Complications of Pancreatic Neuroendocrine Tumor

Overview

Pancreatic neuroendocrine tumors (PNET) are a type of tumors that develop in the pancreas from a specific type of cell called a neuroendocrine cell. These cells produce and release hormones, such as insulin, gastrin, glucagon, vasoactive intestinal peptide, and somatostatin into the bloodstream. PNETs can be either benign (noncancerous) or malignant (cancerous).

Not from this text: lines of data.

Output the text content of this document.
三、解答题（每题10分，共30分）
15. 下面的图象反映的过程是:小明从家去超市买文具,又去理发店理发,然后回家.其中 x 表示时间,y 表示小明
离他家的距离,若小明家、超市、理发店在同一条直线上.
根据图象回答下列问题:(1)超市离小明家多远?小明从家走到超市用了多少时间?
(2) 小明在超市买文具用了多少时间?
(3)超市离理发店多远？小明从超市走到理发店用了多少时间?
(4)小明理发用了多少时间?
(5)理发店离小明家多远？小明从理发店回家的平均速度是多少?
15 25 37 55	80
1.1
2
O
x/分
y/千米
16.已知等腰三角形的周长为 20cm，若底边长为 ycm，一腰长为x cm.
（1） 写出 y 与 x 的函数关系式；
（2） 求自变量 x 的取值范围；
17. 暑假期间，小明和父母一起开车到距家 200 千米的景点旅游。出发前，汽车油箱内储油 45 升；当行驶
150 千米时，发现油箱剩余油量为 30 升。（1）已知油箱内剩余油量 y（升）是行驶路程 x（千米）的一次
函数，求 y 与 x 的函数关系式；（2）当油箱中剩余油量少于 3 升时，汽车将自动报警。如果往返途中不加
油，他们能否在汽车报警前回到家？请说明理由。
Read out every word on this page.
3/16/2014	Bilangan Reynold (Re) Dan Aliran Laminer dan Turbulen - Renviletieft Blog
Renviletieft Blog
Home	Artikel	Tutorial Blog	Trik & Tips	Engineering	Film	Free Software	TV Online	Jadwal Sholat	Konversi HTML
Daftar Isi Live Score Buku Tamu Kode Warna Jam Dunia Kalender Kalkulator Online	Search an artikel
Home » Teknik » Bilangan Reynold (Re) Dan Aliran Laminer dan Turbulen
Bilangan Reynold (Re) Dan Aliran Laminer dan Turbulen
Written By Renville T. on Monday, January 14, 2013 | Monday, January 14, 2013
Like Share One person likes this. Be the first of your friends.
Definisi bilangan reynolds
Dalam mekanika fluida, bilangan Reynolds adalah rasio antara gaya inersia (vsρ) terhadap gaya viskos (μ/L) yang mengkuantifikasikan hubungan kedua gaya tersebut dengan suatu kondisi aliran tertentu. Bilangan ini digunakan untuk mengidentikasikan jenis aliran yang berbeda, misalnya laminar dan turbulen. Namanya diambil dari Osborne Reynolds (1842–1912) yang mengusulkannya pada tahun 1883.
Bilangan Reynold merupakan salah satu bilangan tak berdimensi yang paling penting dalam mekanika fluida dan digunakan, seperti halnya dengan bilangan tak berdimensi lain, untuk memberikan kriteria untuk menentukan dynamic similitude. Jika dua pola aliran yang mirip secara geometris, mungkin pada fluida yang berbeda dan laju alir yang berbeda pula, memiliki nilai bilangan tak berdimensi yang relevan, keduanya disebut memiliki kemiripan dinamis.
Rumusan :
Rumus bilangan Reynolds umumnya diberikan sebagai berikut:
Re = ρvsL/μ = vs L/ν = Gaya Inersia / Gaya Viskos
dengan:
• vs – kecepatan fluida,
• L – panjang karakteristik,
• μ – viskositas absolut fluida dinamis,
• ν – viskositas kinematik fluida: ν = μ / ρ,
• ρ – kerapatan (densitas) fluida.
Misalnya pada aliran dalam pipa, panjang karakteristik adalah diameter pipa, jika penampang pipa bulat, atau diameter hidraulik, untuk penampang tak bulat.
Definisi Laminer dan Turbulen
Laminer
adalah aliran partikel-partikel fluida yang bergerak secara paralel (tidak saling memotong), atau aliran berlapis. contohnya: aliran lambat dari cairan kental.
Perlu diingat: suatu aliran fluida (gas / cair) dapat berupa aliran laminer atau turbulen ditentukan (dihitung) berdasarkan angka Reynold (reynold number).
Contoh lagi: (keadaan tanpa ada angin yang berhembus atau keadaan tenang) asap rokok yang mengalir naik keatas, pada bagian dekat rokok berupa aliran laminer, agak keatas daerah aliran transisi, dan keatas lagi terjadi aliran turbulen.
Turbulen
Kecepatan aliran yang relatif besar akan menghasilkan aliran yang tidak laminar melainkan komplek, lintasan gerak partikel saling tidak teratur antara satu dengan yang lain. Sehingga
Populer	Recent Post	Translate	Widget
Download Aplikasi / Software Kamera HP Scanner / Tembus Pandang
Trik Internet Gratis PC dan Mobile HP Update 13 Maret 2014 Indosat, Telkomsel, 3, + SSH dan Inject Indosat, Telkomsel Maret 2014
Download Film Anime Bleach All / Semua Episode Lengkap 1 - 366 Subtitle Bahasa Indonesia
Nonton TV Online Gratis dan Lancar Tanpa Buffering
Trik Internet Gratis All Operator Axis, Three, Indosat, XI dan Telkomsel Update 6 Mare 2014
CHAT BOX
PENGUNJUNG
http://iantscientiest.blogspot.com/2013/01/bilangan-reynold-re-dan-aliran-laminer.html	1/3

PNETs can lead to various complications such as:

• Metastasis: Malignant PNETs have the potential to spread to other areas of the body, such as the liver, lungs or bone.
• Development of other medical conditions:
  • Insulinomas may cause hypoglycemia (low blood sugar) and are associated with multiple endocrine neoplasia (MEN1), neurofibromatosis type 1, and von-Hippel Lindau disease.
  • Gastrinoma may cause ulcers, acid reflux, and Zollinger-Ellison syndrome (as stomach disorder associated with too much stomach acid)
  • Glucagonomas may cause MEN1.
  • VIPomas may cause severe diarrhea.
  • Somatostatinomas may increase the risk of diabetes or gallstones.

To summarize, common complications of PNET include metastasis, symptoms from overproduced hormones, and development of other medication conditions related to the type of hormone released. Treatment options for functional tumors include medications to manage hormone-related symptoms. Surgery is often used for malignant tumors, aiming to remove as much of the tumor as possible. As always, it's important to consult with your doctor for personalized advice and guidance regarding your specific situation.